Qual é o conceito de excesso de confiança que vocês usam no estudo? Como isso se relaciona a incompetência e arrogância?

Excesso de confiança se refere à tendência de sustentar visões irrealistas e positivas demais sobre você mesmo, além do que a realidade possa sustentar. Existem muitas formas de excesso de confiança; a forma específica que estamos examinando é chamada overplacement – ter uma crença exagerada de que você é melhor do que outros. Um exemplo de overplacement é um aluno que pensa ser o mais esperto da sala, mas cujos resultados revelam que está no meio da turma. Algumas pesquisas demonstraram que o excesso de confiança está relacionado à arrogância; às vezes, por exemplo, a pessoa menos competente tende a superestimar seu desempenho. Excesso de confiança, porém, não é a mesma coisa que arrogância. É muito difícil saber se alguém é excessivamente confiante ou não. A única forma de dizer é comparando o que eles acham de si mesmos com um padrão objetivo. No mundo real, indivíduos com excesso de confiança não são vistos como narcisistas. Em geral, os mais excessivamente confiantes são os mais queridos.

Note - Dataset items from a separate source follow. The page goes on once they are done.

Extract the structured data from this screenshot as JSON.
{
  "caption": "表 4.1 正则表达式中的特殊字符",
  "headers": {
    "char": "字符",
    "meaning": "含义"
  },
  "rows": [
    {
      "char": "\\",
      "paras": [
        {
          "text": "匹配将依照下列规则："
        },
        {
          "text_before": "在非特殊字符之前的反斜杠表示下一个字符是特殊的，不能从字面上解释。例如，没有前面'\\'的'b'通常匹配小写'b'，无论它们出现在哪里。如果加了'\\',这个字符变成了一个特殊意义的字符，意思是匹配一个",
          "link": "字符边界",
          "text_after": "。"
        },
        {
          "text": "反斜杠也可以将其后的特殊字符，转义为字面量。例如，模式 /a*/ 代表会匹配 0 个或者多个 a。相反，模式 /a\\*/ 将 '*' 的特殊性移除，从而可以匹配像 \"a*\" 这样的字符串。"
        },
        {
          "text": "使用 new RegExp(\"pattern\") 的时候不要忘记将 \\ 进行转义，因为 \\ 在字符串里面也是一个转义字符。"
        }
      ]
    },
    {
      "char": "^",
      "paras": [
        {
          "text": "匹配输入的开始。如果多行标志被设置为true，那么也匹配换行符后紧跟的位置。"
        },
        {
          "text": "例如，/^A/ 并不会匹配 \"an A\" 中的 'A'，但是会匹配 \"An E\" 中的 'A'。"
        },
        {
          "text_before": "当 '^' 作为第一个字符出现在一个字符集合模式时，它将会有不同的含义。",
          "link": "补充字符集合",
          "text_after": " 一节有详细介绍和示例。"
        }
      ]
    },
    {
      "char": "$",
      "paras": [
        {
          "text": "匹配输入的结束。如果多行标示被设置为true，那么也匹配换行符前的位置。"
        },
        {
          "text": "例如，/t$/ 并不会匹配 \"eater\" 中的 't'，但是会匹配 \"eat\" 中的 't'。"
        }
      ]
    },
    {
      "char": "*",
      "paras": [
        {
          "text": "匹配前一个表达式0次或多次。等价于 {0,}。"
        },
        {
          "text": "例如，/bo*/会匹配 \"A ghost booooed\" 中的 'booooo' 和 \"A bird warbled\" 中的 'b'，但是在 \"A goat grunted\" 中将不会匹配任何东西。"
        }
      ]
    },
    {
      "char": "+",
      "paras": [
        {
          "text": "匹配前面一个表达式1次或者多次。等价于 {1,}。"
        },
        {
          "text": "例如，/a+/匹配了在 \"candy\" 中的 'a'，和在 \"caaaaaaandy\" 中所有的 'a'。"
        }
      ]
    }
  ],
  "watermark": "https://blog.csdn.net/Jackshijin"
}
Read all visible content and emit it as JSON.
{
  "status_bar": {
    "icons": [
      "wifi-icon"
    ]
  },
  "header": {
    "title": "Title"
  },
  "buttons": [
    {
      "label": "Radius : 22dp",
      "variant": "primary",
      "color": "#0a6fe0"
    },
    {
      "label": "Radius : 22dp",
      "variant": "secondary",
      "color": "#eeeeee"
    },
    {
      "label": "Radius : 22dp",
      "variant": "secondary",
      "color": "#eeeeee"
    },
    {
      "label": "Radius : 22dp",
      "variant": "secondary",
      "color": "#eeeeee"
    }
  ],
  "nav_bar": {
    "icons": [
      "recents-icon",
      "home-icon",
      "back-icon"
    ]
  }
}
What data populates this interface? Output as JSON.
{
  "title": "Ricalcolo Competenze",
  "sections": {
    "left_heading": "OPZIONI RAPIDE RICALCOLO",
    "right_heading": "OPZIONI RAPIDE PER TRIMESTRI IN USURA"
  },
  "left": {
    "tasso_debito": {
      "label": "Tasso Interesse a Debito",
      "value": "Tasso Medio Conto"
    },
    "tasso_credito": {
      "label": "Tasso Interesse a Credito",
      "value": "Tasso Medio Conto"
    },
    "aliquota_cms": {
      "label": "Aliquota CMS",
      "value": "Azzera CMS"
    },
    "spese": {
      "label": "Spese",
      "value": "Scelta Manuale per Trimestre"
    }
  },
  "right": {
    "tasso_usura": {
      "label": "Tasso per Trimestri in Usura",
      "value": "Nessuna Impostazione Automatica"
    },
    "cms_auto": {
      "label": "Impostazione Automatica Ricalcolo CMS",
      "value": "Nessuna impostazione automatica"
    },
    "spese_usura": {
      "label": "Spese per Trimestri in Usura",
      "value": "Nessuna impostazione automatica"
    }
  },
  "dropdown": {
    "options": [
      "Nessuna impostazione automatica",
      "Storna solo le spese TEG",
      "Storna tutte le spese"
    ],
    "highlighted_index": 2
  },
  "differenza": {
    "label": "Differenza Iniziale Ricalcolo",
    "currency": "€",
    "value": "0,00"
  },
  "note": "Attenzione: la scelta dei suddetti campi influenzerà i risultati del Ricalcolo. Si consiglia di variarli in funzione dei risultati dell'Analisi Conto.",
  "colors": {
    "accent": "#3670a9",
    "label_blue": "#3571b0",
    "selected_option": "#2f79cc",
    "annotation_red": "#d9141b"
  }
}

Como os resultados do estudo se relacionam com outras pesquisas sobre perpetuação de desigualdades?

Essas descobertas sugerem que a desigualdade baseada em classe pode se reproduzir, em parte, também porque contextos de classe podem imbuir indivíduos que já têm vantagens de uma crença exagerada de que são melhores que outros, e observadores externos podem confundir essa confiança desajustada com evidência de competência. Se a meta é meritocracia, realmente precisamos de mecanismos para identificar onde reside a verdadeira expertise; sem esses mecanismos, nossa sociedade pode premiar, inadvertida e desproporcionalmente, aqueles que pareçam competentes, mesmo quando não necessariamente sejam os mais qualificados. A tendência é que sejam os indivíduos já em vantagem na sociedade.

Quais são os próximos passos? Vocês pretendem expandir a pesquisa, com novos experimentos, por exemplo?

Seria importante entender as origens culturais e de desenvolvimento do excesso de confiança – quando ele começa? Que práticas culturais ou de criação pelos pais podem exacerbar essa tendência? Como se desenvolve entre as crianças?